Ms Rose called on the Federal Government to "pull their finger out" and help arrange witnesses -- including the alleged owner of the 4.1kg of marijuana Corby says was planted in her bodyboard bag last October.
"The Government can't pussyfoot around . . . they have to give the lawyers the witnesses they need," she said.
Corby's sacked-then-reinstated lawyer Erwin Siregar said the decision was a surprise, but it was now incumbent on the Indonesian and Australian governments to co-operate to get the witnesses to Bali.
A spokeswoman for Attorney-General Philip Ruddock said Australia had received no formal request from Indonesia.
She said if Australian prisoners were asked to give evidence the Government could help, but the inmates would have to agree, and "any request would need to come from the Indonesian Government".
The court's Chief Judge, Gusti Made Lingga, said that while the evidence at the trial appeared sufficient, the defence had presented "relevant" reasons for the case to be reopened, based on the doubts raised that someone could have planted the drugs in Corby's bag at either Sydney or Brisbane airports.
He said Corby could be acquitted or her sentence slashed.
But sceptical prosecutor I.B. Wiswantanu said the only witness who could help Corby was a person convicted of putting the drugs in her bag.
The hearing is not a complete retrial -- it will consider only new witnesses' evidence.
It will be heard by the same panel of three judges who convicted Corby and sentenced her to 20 years' jail.
But they will not decide guilt or innocence this time. That will be done by three High Court judges, based on a report of the proceedings.
The High Court has indicated that it wants the reopened case to begin as soon as possible, but it could be up to a month before it is organised.

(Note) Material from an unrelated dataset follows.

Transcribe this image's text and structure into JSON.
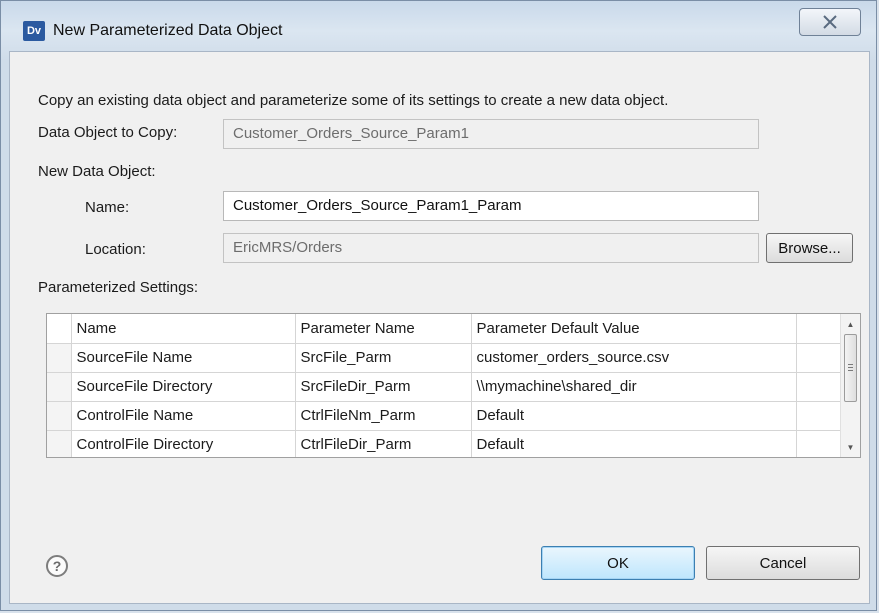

The defence had asked that 12 witnesses be called, including former Victorian prisoner Ronnie Vigenser, whom the court heard was the owner of the 4.1kg of marijuana found in Corby's bag.
Mr Vigenser has already denied the claims.
Another prisoner, John Patrick Ford, was brought from Australia for the trial to tell of overhearing a jail conversation in which two prisoners named Mr Vigenser as the drug's owner.
The defence also wants those two prisoners -- known only as Paul and Terry -- brought to Bali.
At least one is believed to be still in a Melbourne jail and has said he is not involved in the case.
The list also includes Qantas and Australian Airlines check-in and CCTV officials, baggage-handling officials from Sydney and Brisbane airports, and the Customs chief at Brisbane airport.
Mr Vigenser said he was happy to tell his story in Bali, as long as his travel expenses were paid.
"Why not? F-----g oath. I'll go for a holiday and tell them what I know -- which is nothing. Not a problem," he said.
Mr Ford's wife, Rita, said he was also prepared to return to Bali.
He is on remand on charges of raping, stalking and threatening to kill his ex-girlfriend.
Corby's former Australian lawyer, Robin Tampoe, who quit after accusing her family of greed and disloyalty, said the retrial was good news.
He said an acquittal would be difficult, but a substantial cut in sentence was possible if the right evidence, including the alleged role of airport baggage handlers in drug running, was presented.